I couldn't be bothered to read through 18 pages of this debate honestly. I'm not too interested in participating on a one side or the other fashion. I did however want to add my perspective.
Why is my perspective relevant? I used to be the "prurience czar" on the image side of things at Amazon. What that means is that I was the one who policed what was and wasn't "acceptable" to display on their site. I wasn't involved in choosing what titles were or weren't sold mind you. Just in what imagery was acceptable. So while it's not the same as whoever opted to remove this title from their catalog, it's related. And it did lead to working with the marketing people that made those sell or don't sell decisions. So I have some inside poop.

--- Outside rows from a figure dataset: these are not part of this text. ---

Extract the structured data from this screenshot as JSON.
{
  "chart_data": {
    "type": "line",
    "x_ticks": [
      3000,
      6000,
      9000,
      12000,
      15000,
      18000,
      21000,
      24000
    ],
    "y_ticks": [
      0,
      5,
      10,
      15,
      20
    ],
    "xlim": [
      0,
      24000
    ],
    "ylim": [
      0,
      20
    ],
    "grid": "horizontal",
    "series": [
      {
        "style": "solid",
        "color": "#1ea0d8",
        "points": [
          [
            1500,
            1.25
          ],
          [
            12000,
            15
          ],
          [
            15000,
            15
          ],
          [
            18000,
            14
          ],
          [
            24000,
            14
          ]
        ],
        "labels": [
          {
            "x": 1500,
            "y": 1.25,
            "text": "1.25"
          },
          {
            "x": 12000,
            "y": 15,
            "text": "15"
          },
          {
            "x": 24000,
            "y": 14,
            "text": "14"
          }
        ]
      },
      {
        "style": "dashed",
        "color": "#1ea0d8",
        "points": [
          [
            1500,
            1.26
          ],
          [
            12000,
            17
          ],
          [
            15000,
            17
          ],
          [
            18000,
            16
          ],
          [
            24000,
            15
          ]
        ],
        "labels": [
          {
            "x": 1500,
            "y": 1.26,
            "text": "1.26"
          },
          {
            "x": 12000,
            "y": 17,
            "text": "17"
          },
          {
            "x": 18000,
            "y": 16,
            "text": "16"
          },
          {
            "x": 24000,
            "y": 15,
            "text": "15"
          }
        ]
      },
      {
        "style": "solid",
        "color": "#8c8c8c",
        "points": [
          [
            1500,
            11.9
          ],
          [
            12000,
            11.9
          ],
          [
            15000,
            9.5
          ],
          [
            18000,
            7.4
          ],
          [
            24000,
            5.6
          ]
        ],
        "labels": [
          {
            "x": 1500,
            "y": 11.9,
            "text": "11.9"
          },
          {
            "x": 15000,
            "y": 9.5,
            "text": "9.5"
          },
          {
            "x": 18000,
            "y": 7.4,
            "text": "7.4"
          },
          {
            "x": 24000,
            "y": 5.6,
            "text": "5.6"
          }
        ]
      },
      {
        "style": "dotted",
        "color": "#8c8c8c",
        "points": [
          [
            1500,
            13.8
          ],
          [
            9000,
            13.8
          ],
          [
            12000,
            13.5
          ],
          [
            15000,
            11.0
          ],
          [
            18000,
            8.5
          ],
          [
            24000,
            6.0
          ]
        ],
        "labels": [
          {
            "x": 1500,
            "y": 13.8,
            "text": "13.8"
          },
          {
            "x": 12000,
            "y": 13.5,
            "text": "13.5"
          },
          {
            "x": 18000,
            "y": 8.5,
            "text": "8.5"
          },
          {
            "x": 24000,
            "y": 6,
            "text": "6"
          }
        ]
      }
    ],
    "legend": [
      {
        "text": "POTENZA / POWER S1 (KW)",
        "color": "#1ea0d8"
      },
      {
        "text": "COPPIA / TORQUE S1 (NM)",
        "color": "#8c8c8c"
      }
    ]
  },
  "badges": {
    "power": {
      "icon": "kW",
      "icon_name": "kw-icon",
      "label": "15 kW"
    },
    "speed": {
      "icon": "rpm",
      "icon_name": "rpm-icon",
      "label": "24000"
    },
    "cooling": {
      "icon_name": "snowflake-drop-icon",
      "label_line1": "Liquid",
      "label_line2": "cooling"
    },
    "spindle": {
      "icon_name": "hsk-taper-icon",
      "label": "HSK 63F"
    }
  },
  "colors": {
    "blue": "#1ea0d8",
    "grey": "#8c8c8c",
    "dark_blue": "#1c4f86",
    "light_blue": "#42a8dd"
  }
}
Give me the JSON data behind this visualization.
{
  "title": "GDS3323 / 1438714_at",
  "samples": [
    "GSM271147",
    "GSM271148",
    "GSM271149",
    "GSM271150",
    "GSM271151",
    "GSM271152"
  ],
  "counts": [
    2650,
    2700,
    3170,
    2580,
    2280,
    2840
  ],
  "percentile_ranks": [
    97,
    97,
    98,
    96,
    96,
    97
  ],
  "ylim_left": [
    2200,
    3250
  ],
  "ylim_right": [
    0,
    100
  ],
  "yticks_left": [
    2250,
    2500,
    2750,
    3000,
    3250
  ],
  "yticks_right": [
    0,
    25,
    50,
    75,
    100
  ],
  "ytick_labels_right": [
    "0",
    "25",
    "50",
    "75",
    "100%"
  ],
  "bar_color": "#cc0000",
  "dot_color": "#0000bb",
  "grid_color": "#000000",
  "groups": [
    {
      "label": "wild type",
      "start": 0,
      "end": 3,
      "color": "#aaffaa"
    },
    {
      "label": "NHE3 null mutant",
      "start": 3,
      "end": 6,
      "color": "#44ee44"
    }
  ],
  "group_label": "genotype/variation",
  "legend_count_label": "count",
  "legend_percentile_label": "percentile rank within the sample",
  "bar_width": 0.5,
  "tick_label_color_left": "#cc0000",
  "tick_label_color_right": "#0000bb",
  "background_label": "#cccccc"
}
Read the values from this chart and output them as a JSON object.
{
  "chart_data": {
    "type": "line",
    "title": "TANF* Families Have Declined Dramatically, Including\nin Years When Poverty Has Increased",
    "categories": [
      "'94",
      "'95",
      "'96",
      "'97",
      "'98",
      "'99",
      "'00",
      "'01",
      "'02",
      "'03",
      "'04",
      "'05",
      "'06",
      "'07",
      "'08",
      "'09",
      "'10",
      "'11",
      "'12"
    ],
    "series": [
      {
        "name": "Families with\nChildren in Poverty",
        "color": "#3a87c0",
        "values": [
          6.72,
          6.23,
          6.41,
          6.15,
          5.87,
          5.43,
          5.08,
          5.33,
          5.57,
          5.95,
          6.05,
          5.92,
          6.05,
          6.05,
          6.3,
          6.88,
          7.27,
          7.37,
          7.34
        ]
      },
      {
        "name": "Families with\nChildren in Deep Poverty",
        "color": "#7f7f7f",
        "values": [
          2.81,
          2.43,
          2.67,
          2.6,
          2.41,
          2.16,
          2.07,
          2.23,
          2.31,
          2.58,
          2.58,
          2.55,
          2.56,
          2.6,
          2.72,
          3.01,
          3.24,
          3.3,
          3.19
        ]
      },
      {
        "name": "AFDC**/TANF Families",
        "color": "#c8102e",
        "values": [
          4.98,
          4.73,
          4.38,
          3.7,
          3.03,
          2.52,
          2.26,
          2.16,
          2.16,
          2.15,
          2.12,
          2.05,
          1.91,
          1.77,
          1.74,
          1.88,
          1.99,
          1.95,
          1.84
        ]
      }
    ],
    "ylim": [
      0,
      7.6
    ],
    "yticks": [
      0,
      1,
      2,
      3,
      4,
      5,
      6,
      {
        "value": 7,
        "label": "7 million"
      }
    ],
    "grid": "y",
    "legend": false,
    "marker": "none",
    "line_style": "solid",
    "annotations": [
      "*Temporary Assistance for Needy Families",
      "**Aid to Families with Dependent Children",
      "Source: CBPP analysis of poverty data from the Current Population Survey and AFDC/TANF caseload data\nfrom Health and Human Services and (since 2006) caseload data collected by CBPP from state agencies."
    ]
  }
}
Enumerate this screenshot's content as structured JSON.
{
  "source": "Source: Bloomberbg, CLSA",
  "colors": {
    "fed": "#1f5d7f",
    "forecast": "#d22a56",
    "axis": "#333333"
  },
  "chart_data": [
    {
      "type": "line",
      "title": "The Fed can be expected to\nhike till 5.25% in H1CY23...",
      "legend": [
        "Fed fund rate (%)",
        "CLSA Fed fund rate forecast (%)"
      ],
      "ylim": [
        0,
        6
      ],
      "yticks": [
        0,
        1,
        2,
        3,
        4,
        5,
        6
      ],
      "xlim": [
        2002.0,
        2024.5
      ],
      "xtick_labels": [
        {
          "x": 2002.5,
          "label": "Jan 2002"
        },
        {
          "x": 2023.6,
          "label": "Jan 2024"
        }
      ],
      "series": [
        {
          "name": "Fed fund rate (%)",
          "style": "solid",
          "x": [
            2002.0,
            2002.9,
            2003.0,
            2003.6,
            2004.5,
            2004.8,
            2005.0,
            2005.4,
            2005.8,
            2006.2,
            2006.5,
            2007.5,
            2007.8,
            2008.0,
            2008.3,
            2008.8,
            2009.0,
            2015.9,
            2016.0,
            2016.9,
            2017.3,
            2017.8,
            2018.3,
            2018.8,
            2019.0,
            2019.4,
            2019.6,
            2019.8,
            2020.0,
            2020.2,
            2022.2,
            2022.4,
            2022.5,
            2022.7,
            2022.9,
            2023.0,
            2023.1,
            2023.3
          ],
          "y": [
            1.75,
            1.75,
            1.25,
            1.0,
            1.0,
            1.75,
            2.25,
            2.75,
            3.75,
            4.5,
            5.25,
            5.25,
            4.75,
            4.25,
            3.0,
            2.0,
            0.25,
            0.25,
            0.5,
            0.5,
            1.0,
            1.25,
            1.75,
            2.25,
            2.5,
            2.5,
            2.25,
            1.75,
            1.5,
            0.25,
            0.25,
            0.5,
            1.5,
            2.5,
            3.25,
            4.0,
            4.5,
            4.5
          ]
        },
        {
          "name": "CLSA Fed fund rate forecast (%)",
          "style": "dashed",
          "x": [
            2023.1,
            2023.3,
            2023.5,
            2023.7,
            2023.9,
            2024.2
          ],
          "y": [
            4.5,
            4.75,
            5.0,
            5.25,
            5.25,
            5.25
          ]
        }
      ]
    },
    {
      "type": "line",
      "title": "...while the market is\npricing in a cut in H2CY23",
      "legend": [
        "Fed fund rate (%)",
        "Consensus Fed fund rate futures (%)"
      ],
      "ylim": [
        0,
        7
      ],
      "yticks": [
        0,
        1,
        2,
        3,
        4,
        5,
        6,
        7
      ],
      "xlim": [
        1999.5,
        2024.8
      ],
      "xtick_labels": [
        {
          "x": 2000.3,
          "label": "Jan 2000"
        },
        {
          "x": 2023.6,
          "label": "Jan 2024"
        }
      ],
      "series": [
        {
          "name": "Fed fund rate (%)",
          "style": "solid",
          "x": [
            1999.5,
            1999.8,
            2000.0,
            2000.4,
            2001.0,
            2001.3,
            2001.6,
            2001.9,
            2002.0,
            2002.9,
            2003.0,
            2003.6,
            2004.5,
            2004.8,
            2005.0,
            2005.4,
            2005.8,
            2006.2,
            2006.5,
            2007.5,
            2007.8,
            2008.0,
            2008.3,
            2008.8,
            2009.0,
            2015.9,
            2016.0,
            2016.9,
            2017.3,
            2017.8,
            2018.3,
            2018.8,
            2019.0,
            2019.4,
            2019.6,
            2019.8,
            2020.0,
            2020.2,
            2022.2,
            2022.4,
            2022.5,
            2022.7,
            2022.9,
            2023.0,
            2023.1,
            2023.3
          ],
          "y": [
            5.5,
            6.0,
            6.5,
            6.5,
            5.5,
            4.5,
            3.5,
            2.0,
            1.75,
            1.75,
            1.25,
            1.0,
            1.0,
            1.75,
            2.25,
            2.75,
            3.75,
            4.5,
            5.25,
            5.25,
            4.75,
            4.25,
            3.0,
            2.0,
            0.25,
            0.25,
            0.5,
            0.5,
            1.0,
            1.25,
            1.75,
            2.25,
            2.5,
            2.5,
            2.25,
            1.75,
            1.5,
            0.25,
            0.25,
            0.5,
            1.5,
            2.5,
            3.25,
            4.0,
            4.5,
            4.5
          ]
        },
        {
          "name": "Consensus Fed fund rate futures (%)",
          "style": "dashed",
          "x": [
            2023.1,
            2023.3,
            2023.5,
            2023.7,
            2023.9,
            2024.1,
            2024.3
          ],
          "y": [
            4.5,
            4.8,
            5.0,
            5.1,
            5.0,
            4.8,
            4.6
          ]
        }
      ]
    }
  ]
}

Here's the thing ... they do have some definite lines drawn for what 100% can't be on the site. Then there's the grey area. Flagged stuff that has to get a thumbs up or down from someone. And yes, they work in a reactive fashion. The reason being that the percentage of things that would get flagged is fairly small. And the process to get things online would be seriously hobbled if everything had to go through the filter (part of my job was developing our processes for getting stuff online). So that means "bad" stuff often goes up and then gets pulled, rather than not going up at all. Ideal? No. But generally much more efficient for the 99.5% of product that isn't an issue.
For things in that grey area ... it's ... well ... grey. I was a lowly Photoshop jocky but debated VPs over images of naked man butts. And that's where the inconsistencies come in. If the person in charge of the catalog content get's word from someone higher up to pull something, they'll often pull it, it's what they're told to do. And often those higher up's aren't necessarily as altruistic as the catalog programmers, who are often in those jobs because they love books, etc. So if there's isn't the right person in place to defend a title, it'll get pulled.
There's a book called "The Toy". Innocuous title. Image of a woman in a cage, not a nun, but not naked. Ergo, fairly innocuous image. Neither alone an issue. However, the combination of the word "toy" with the imagery of a subjugated woman caused friction. Kids searching for playthings got S&M erotica.
Books like How to Rape a Straight Guy end up in similar conference calls. And if there's enough pressure, the person who actually handles the catalog would most likely choose to keep their career path clear rather than duke it out. You choose your battles.